# 8-9 Texas bobcats looking for a good home...



## El Gato Loco (Jan 15, 2010)

Hey guys,

I have 8 or 9 (have to check again) Texas bobcats that are looking for a good home. A couple are smaller, most are decent sized cats. I am not going to get around to skinning them and I need to free up room in the freezer.

Ideally I would just like a couple wall hangings, and a cleaned skull from the one I shot last year. If someone can get me those things, you can do what you want with the rest.

1 - I started to skin and whacked it's tail. Would probably only be good for crafts and making bait / lure.
1 - is split down the back and everything from the base of the neck to the tailbone was removed to make room for it in a cooler.

All were harvested with a rifle so will have a small hole in need of repair.

Send me a PM if interested. I would rather not ship them so pickup / meet-up in TX is a must.
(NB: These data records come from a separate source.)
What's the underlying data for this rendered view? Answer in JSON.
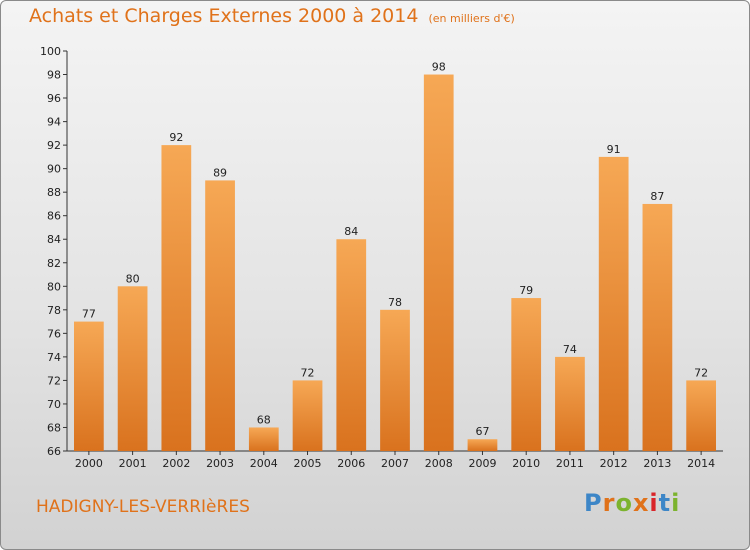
{
  "header": {
    "title": "Achats et Charges Externes 2000 à 2014",
    "unit_note": "(en milliers d'€)"
  },
  "footer": {
    "commune": "HADIGNY-LES-VERRIèRES",
    "logo_letters": [
      "P",
      "r",
      "o",
      "x",
      "i",
      "t",
      "i"
    ],
    "logo_colors": [
      "#3d86c7",
      "#e0721a",
      "#7cb32e",
      "#e0721a",
      "#d9252a",
      "#3d86c7",
      "#7cb32e"
    ]
  },
  "colors": {
    "title": "#e0721a",
    "bar_light": "#f6a855",
    "bar_dark": "#d9721e"
  },
  "chart_data": {
    "type": "bar",
    "categories": [
      "2000",
      "2001",
      "2002",
      "2003",
      "2004",
      "2005",
      "2006",
      "2007",
      "2008",
      "2009",
      "2010",
      "2011",
      "2012",
      "2013",
      "2014"
    ],
    "values": [
      77,
      80,
      92,
      89,
      68,
      72,
      84,
      78,
      98,
      67,
      79,
      74,
      91,
      87,
      72
    ],
    "ylim": [
      66,
      100
    ],
    "yticks": [
      66,
      68,
      70,
      72,
      74,
      76,
      78,
      80,
      82,
      84,
      86,
      88,
      90,
      92,
      94,
      96,
      98,
      100
    ],
    "grid": false
  }
}
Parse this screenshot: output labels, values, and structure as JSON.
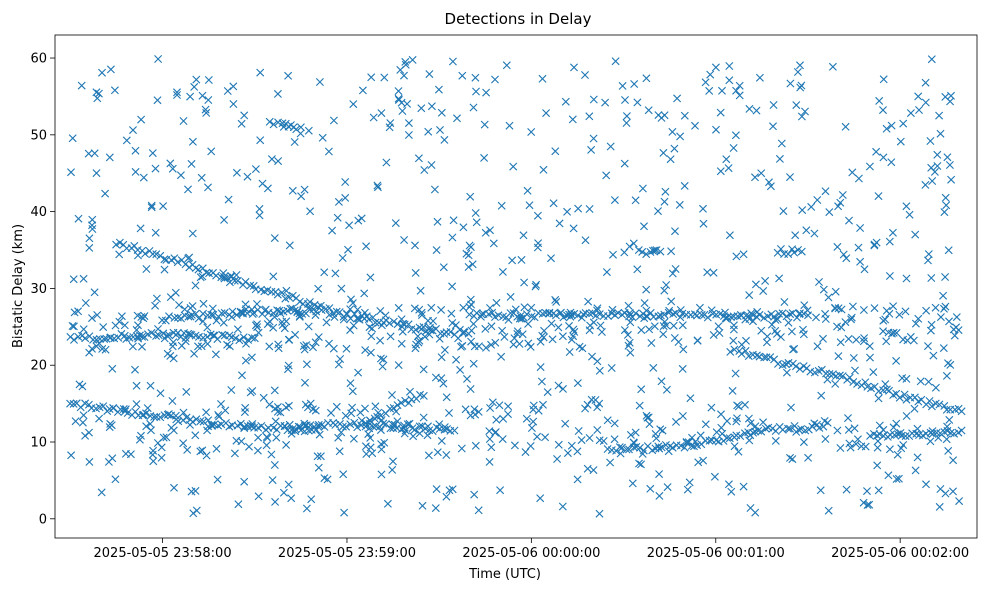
{
  "chart_data": {
    "type": "scatter",
    "title": "Detections in Delay",
    "xlabel": "Time (UTC)",
    "ylabel": "Bistatic Delay (km)",
    "x_unit": "time (UTC)",
    "xlim": [
      "2025-05-05 23:57:25",
      "2025-05-06 00:02:25"
    ],
    "ylim": [
      -2.5,
      63
    ],
    "x_ticks": [
      {
        "time": "2025-05-05 23:58:00",
        "label": "2025-05-05 23:58:00"
      },
      {
        "time": "2025-05-05 23:59:00",
        "label": "2025-05-05 23:59:00"
      },
      {
        "time": "2025-05-06 00:00:00",
        "label": "2025-05-06 00:00:00"
      },
      {
        "time": "2025-05-06 00:01:00",
        "label": "2025-05-06 00:01:00"
      },
      {
        "time": "2025-05-06 00:02:00",
        "label": "2025-05-06 00:02:00"
      }
    ],
    "y_ticks": [
      0,
      10,
      20,
      30,
      40,
      50,
      60
    ],
    "grid": false,
    "legend": "none",
    "marker": "x",
    "color": "#1f77b4",
    "series": [
      {
        "points_note": "detections sampled from the plot",
        "tracks": [
          {
            "points": [
              [
                "2025-05-05 23:57:30",
                15.0
              ],
              [
                "2025-05-05 23:57:50",
                13.8
              ],
              [
                "2025-05-05 23:58:10",
                12.8
              ],
              [
                "2025-05-05 23:58:30",
                12.0
              ],
              [
                "2025-05-05 23:58:50",
                11.6
              ]
            ]
          },
          {
            "points": [
              [
                "2025-05-05 23:57:45",
                36.0
              ],
              [
                "2025-05-05 23:58:05",
                33.5
              ],
              [
                "2025-05-05 23:58:20",
                31.5
              ]
            ]
          },
          {
            "points": [
              [
                "2025-05-05 23:58:20",
                31.5
              ],
              [
                "2025-05-05 23:58:40",
                29.0
              ],
              [
                "2025-05-05 23:59:00",
                26.5
              ],
              [
                "2025-05-05 23:59:20",
                25.0
              ],
              [
                "2025-05-05 23:59:35",
                24.0
              ]
            ]
          },
          {
            "points": [
              [
                "2025-05-05 23:58:40",
                12.0
              ],
              [
                "2025-05-05 23:59:00",
                12.2
              ],
              [
                "2025-05-05 23:59:20",
                12.0
              ],
              [
                "2025-05-05 23:59:35",
                11.5
              ]
            ]
          },
          {
            "points": [
              [
                "2025-05-05 23:59:05",
                12.5
              ],
              [
                "2025-05-05 23:59:15",
                14.5
              ],
              [
                "2025-05-05 23:59:25",
                16.0
              ]
            ]
          },
          {
            "points": [
              [
                "2025-05-05 23:58:35",
                51.5
              ],
              [
                "2025-05-05 23:58:45",
                51.0
              ]
            ]
          },
          {
            "points": [
              [
                "2025-05-06 00:00:25",
                9.0
              ],
              [
                "2025-05-06 00:00:45",
                9.3
              ],
              [
                "2025-05-06 00:01:00",
                10.0
              ],
              [
                "2025-05-06 00:01:15",
                11.5
              ],
              [
                "2025-05-06 00:01:35",
                12.0
              ]
            ]
          },
          {
            "points": [
              [
                "2025-05-06 00:01:05",
                22.0
              ],
              [
                "2025-05-06 00:01:25",
                20.0
              ],
              [
                "2025-05-06 00:01:45",
                18.0
              ],
              [
                "2025-05-06 00:02:00",
                16.0
              ],
              [
                "2025-05-06 00:02:20",
                14.0
              ]
            ]
          },
          {
            "points": [
              [
                "2025-05-06 00:01:50",
                10.8
              ],
              [
                "2025-05-06 00:02:05",
                11.0
              ],
              [
                "2025-05-06 00:02:20",
                11.5
              ]
            ]
          },
          {
            "points": [
              [
                "2025-05-05 23:59:40",
                26.5
              ],
              [
                "2025-05-06 00:00:00",
                26.5
              ],
              [
                "2025-05-06 00:00:20",
                26.5
              ],
              [
                "2025-05-06 00:00:40",
                26.5
              ],
              [
                "2025-05-06 00:01:00",
                26.5
              ],
              [
                "2025-05-06 00:01:30",
                26.5
              ]
            ]
          },
          {
            "points": [
              [
                "2025-05-05 23:57:30",
                23.5
              ],
              [
                "2025-05-05 23:58:00",
                24.0
              ],
              [
                "2025-05-05 23:58:30",
                23.5
              ]
            ]
          },
          {
            "points": [
              [
                "2025-05-05 23:58:00",
                26.0
              ],
              [
                "2025-05-05 23:58:30",
                27.0
              ],
              [
                "2025-05-05 23:58:50",
                27.0
              ]
            ]
          },
          {
            "points": [
              [
                "2025-05-06 00:00:35",
                34.8
              ],
              [
                "2025-05-06 00:00:42",
                34.8
              ]
            ]
          },
          {
            "points": [
              [
                "2025-05-06 00:01:20",
                34.8
              ],
              [
                "2025-05-06 00:01:28",
                34.8
              ]
            ]
          }
        ]
      }
    ]
  }
}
Not going to guarantee prime fur because these were not taken by me and I am not an expert, although I believe most were taken in winter. They should be useful to someone though.

Thanks


----------



## hassell (Feb 9, 2010)

The freezer part brings back memories, though Mom is slowly going down hill we were just talking about freezer's and she remembered when I started trapping and finding things with fur on it in bags and or bait and would be hollering to get this stuff out of the freezer cause she needed the room. HA!! Bless her heart.


----------



## catcapper (Feb 11, 2010)

Someones gonna get a good deal.


----------